バッドルーテナントは警部補のニコラスケイジが欲望のままに飲む・打つ・買うをやってるうちに自分が犯罪者っぽくなってきたもののある日ツキがきてめでたしめでたし。みたいな話。やけにやる気ありすぎな最近の出演作よりも情けな顔がイキてる役柄でしぜんでよかったです。ヤクのせいで現場にイグアナがみえるとことかすきですし、老人ホームでかよわいおばあさんを暴力で脅しつけるシーンとか今年のだいすきシーンです。ビッチなエヴァメンデスとののしりあいするケイジの継母役の人のガチなカンジとかもすごかった。でもあの終わり方ってちょっと出来過ぎでラリってる風景なのかな?とか思いました。しゃべりかたが常にどっかおかしくて夢見がちなところがケイジにピッタシでした。
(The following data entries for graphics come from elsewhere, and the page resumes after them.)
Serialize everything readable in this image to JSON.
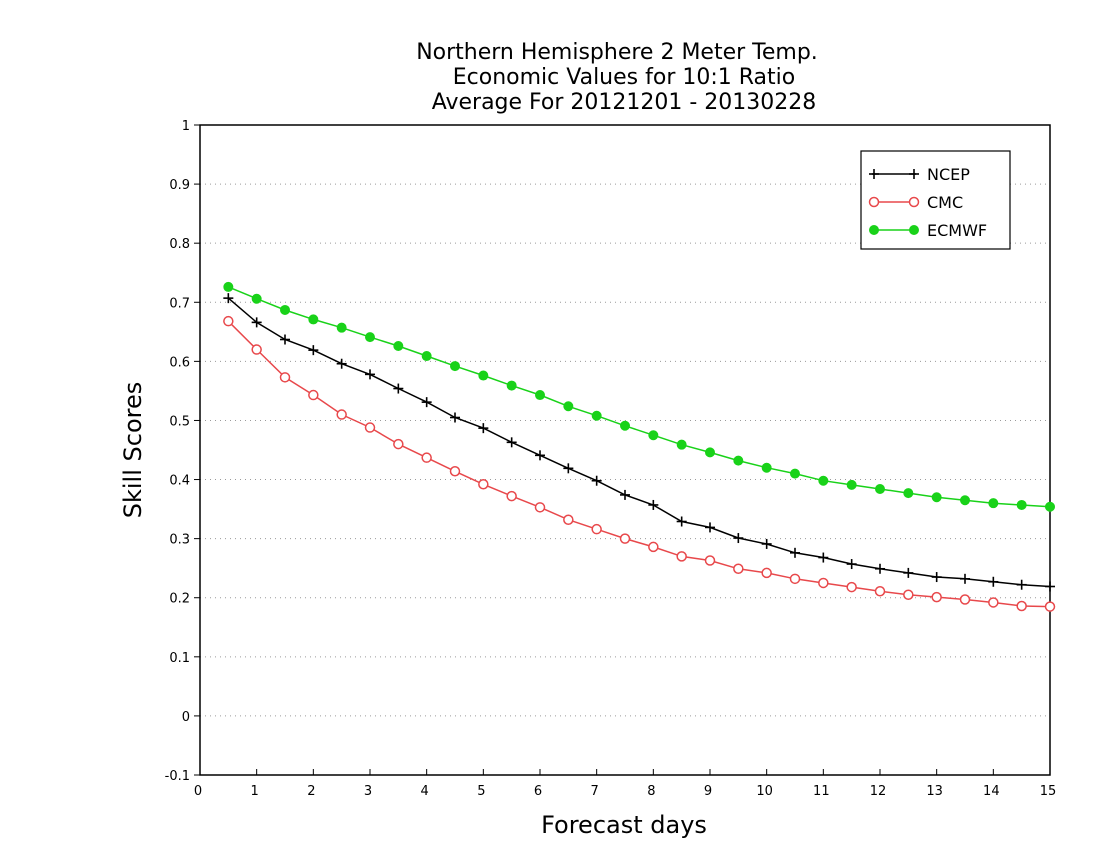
{
  "chart_data": {
    "type": "line",
    "title": [
      "Northern Hemisphere 2 Meter Temp.",
      "Economic Values for 10:1 Ratio",
      "Average For 20121201 - 20130228"
    ],
    "xlabel": "Forecast days",
    "ylabel": "Skill Scores",
    "xlim": [
      0,
      15
    ],
    "ylim": [
      -0.1,
      1
    ],
    "xticks": [
      "0",
      "1",
      "2",
      "3",
      "4",
      "5",
      "6",
      "7",
      "8",
      "9",
      "10",
      "11",
      "12",
      "13",
      "14",
      "15"
    ],
    "yticks": [
      "-0.1",
      "0",
      "0.1",
      "0.2",
      "0.3",
      "0.4",
      "0.5",
      "0.6",
      "0.7",
      "0.8",
      "0.9",
      "1"
    ],
    "grid": "horizontal dotted",
    "legend_position": "top-right",
    "x": [
      0.5,
      1,
      1.5,
      2,
      2.5,
      3,
      3.5,
      4,
      4.5,
      5,
      5.5,
      6,
      6.5,
      7,
      7.5,
      8,
      8.5,
      9,
      9.5,
      10,
      10.5,
      11,
      11.5,
      12,
      12.5,
      13,
      13.5,
      14,
      14.5,
      15
    ],
    "series": [
      {
        "name": "NCEP",
        "color": "#000000",
        "marker": "plus",
        "values": [
          0.707,
          0.666,
          0.637,
          0.619,
          0.596,
          0.578,
          0.554,
          0.531,
          0.505,
          0.487,
          0.463,
          0.441,
          0.419,
          0.398,
          0.374,
          0.357,
          0.329,
          0.319,
          0.301,
          0.291,
          0.276,
          0.268,
          0.257,
          0.249,
          0.242,
          0.235,
          0.232,
          0.227,
          0.222,
          0.219
        ]
      },
      {
        "name": "CMC",
        "color": "#e8484b",
        "marker": "open-circle",
        "values": [
          0.668,
          0.62,
          0.573,
          0.543,
          0.51,
          0.488,
          0.46,
          0.437,
          0.414,
          0.392,
          0.372,
          0.353,
          0.332,
          0.316,
          0.3,
          0.286,
          0.27,
          0.263,
          0.249,
          0.242,
          0.232,
          0.225,
          0.218,
          0.211,
          0.205,
          0.201,
          0.197,
          0.192,
          0.186,
          0.185
        ]
      },
      {
        "name": "ECMWF",
        "color": "#19d219",
        "marker": "filled-circle",
        "values": [
          0.726,
          0.706,
          0.687,
          0.671,
          0.657,
          0.641,
          0.626,
          0.609,
          0.592,
          0.576,
          0.559,
          0.543,
          0.524,
          0.508,
          0.491,
          0.475,
          0.459,
          0.446,
          0.432,
          0.42,
          0.41,
          0.398,
          0.391,
          0.384,
          0.377,
          0.37,
          0.365,
          0.36,
          0.357,
          0.354
        ]
      }
    ]
  }
}
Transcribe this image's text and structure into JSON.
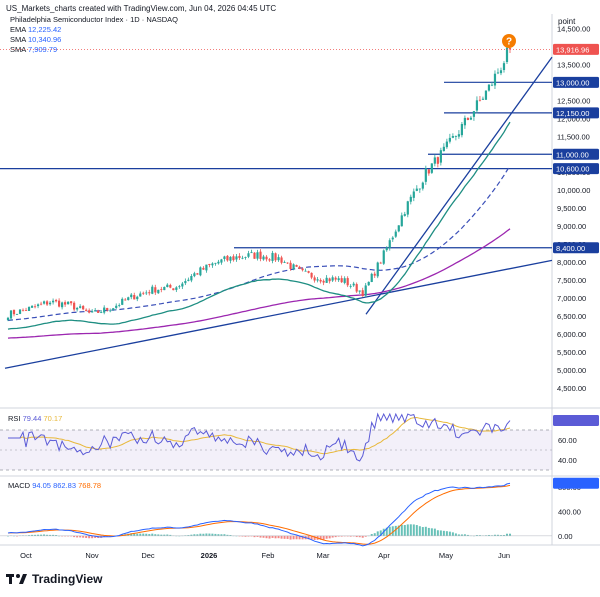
{
  "header": {
    "caption": "US_Markets_charts created with TradingView.com, Jun 04, 2026 04:45 UTC"
  },
  "logo": {
    "text": "TradingView"
  },
  "colors": {
    "ema": "#1e8e82",
    "sma_fast": "#3a4fb8",
    "sma_slow": "#9c27b0",
    "up": "#26a69a",
    "down": "#ef5350",
    "level": "#1a3f9e",
    "rsi": "#5b5bd6",
    "rsi_ma": "#e8b83a",
    "macd": "#2962ff",
    "signal": "#ff6d00"
  },
  "chart_data": [
    {
      "type": "candlestick",
      "title": "Philadelphia Semiconductor Index · 1D · NASDAQ",
      "price_axis_label": "point",
      "ylim": [
        4000,
        14900
      ],
      "y_ticks": [
        "14,500.00",
        "14,000.00",
        "13,500.00",
        "13,000.00",
        "12,500.00",
        "12,000.00",
        "11,500.00",
        "11,000.00",
        "10,500.00",
        "10,000.00",
        "9,500.00",
        "9,000.00",
        "8,500.00",
        "8,000.00",
        "7,500.00",
        "7,000.00",
        "6,500.00",
        "6,000.00",
        "5,500.00",
        "5,000.00",
        "4,500.00"
      ],
      "x_labels": [
        "Oct",
        "Nov",
        "Dec",
        "2026",
        "Feb",
        "Mar",
        "Apr",
        "May",
        "Jun"
      ],
      "legend": [
        {
          "name": "EMA",
          "value": "12,225.42"
        },
        {
          "name": "SMA",
          "value": "10,340.96"
        },
        {
          "name": "SMA",
          "value": "7,909.79"
        }
      ],
      "last_price": "13,916.96",
      "horizontal_levels": [
        {
          "label": "13,000.00",
          "value": 13000
        },
        {
          "label": "12,150.00",
          "value": 12150
        },
        {
          "label": "11,000.00",
          "value": 11000
        },
        {
          "label": "10,600.00",
          "value": 10600
        },
        {
          "label": "8,400.00",
          "value": 8400
        }
      ],
      "alert_marker": "?",
      "close_path": [
        [
          "Oct",
          6550
        ],
        [
          "Oct mid",
          6700
        ],
        [
          "Oct end",
          6900
        ],
        [
          "Nov",
          6800
        ],
        [
          "Nov mid",
          6550
        ],
        [
          "Nov end",
          6750
        ],
        [
          "Dec",
          7050
        ],
        [
          "Dec mid",
          7250
        ],
        [
          "Dec end",
          7300
        ],
        [
          "Jan",
          7700
        ],
        [
          "Jan mid",
          8000
        ],
        [
          "Jan end",
          8150
        ],
        [
          "Feb",
          8200
        ],
        [
          "Feb mid",
          8100
        ],
        [
          "Feb end",
          7700
        ],
        [
          "Mar",
          7550
        ],
        [
          "Mar mid",
          7500
        ],
        [
          "Mar end",
          7150
        ],
        [
          "Apr",
          8250
        ],
        [
          "Apr mid",
          9500
        ],
        [
          "Apr end",
          10500
        ],
        [
          "May",
          11200
        ],
        [
          "May mid",
          12000
        ],
        [
          "May end",
          12850
        ],
        [
          "Jun",
          13917
        ]
      ]
    },
    {
      "type": "line",
      "title": "RSI",
      "legend": [
        {
          "name": "RSI",
          "value": "79.44"
        },
        {
          "name": "RSI MA",
          "value": "70.17"
        }
      ],
      "ylim": [
        25,
        90
      ],
      "y_ticks": [
        "80.00",
        "60.00",
        "40.00"
      ],
      "band": [
        30,
        70
      ]
    },
    {
      "type": "line",
      "title": "MACD",
      "legend": [
        {
          "name": "MACD",
          "value": "94.05"
        },
        {
          "name": "MACD line",
          "value": "862.83"
        },
        {
          "name": "Signal",
          "value": "768.78"
        }
      ],
      "ylim": [
        -150,
        950
      ],
      "y_ticks": [
        "800.00",
        "400.00",
        "0.00"
      ]
    }
  ]
}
ハートロッカーはギリギリ生活になじみすぎてカタギに戻れなくなった男のドキドキドカン映画です。抑圧や支配といった負の側面からしか生み出されないものの代表作。戦争でなにもなくなっちゃったっていうけど、そのかわりにこういうものがたくさん生み出されます。 とりあえず中東の人はこれみてどう思うのかなーと思いました。砂漠での銃撃消耗戦とかリアルすぎる。

いしいももこのは神様ですのでみにいきました。文字主体の展示なのでいちいちよんでくと見終えるまでにすっげー時間かかるよ。